Theall reads the statements about sexuality and procreation, in particular about the pill, as instances where McLuhan's conservative Catholicism appears (Theall 44, 60, 226).  Although a technological product, the pill, a synthetic hormonal agent, poses problems for McLuhan's characterization of the extension of organs as the sine qua non of technological evolution.

1.52

1.53

Catholicism aside, McLuhan's schema copes with a human product that is ingested rather than extended by reading the pill as a regression.  It is a technology, for him, that makes man into a 19th century machine (Culture is Our Business 176).  Earlier in a 1969 Dewline newsletter he is adamant:

The pill promises to turn all people into precise machines, absolutely guaranteed and determined.  It is not only a mechanizing force of 19th century intent, but promises to deprive us of one of our few remaining vestiges of humanity. (Dewline 17)

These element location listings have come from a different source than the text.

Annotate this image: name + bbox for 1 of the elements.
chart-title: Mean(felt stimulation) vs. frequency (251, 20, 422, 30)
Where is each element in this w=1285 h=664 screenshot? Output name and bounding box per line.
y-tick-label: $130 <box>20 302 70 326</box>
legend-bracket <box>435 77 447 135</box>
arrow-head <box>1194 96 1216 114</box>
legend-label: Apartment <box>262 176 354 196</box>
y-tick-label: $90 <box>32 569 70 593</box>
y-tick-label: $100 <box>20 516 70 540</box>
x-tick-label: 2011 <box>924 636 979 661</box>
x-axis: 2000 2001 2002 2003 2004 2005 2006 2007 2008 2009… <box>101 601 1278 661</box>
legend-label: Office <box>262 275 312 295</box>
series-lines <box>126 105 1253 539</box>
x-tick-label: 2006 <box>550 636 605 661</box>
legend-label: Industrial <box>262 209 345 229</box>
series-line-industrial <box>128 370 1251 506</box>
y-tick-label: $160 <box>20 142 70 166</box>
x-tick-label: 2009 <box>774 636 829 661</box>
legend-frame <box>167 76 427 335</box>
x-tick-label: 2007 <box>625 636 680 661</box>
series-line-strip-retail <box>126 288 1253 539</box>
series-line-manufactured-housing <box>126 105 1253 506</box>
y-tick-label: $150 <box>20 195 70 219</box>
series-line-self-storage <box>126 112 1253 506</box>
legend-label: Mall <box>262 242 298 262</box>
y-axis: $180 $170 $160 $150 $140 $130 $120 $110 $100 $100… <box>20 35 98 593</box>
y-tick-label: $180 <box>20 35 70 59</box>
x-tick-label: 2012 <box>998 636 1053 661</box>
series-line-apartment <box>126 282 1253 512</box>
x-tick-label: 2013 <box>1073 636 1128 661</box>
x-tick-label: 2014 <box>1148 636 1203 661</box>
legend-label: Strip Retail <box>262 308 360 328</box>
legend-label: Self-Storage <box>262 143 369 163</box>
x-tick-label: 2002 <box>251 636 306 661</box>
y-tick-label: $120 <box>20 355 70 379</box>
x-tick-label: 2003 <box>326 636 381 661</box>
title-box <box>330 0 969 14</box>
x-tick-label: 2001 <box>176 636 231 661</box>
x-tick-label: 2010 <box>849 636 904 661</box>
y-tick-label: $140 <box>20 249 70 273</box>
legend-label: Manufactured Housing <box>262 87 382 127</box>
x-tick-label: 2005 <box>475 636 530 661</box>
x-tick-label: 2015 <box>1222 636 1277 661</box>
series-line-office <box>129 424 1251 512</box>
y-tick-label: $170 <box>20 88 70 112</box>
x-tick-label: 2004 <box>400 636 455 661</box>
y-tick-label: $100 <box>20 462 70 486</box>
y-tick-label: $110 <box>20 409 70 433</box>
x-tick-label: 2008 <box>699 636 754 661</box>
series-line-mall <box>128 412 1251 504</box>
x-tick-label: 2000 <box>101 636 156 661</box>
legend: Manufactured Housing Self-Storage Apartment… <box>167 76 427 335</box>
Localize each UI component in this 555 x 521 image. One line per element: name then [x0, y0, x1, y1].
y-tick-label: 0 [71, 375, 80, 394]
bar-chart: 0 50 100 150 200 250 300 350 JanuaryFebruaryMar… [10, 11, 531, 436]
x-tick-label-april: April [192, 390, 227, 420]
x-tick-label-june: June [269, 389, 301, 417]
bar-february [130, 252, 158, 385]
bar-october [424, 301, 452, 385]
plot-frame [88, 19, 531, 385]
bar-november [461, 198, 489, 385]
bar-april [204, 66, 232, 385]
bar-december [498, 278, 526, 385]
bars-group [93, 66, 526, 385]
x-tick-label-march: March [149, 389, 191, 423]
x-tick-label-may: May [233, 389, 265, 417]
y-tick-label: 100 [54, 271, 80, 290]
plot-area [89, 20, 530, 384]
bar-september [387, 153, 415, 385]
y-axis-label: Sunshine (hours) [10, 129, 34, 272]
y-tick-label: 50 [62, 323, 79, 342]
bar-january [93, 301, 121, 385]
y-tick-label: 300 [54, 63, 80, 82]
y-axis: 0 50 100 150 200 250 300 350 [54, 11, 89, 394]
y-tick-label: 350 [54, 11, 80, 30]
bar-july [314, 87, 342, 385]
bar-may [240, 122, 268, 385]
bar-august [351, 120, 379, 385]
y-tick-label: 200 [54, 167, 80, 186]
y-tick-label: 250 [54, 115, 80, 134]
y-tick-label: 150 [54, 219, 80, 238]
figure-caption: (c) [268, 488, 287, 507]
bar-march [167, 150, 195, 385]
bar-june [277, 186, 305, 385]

He was more ambivalent in 1967 when he discussed the pill in terms of its consequences for women.  He claimed that the pill made women into bombs:

Just as the Bomb instantly wipes out all the separating boundaries essential to conventional war, the Pill erases the old sexual boundaries in a flash.  The Pill makes woman a Bomb.  She creates a new kind of fragmentation, separating sexual intercourse from procreation.  She also explodes old barriers between the sexes, bringing them closer together.  Watch for traditions to fall. (Look 58)

The angst is cathected to a "new kind of fragmentation".  Syntagmatically in this text, fragmentation of sex in terms of erotic activity leads to the collapse of sexual boundaries in terms of gender.  The story could be told the other way:  challenges to gender result in a redefining of sexual activity.

1.53

1.54

Whatever the direction of the narrative, this erasure of boundaries should be recuperated by McLuhan's usual rhetorical topoi as a return to a putatively primitive stage of society.  However, despite his knowledge of such anthropological works as Mead's Male and Female displayed as early as The Mechanical Bride (62), McLuhan in his neotribalism advocates in not so many words the maintenance of sex-role stereotypes.  The story he weaves is flawed.  He can not foresee the collapse of boundaries as a moment preceding the realization of greater and more equal unity and an overcoming of old fragmentation (gender roles).

1.54

1.55

Although one may disagree with his initial description and the route his narrative takes, his stance is not internally contradictory.  It is traditions that fall.  It is tradition that cements the aural tribal culture.  It is tradition that 19th century machines threaten to undo, to fragment.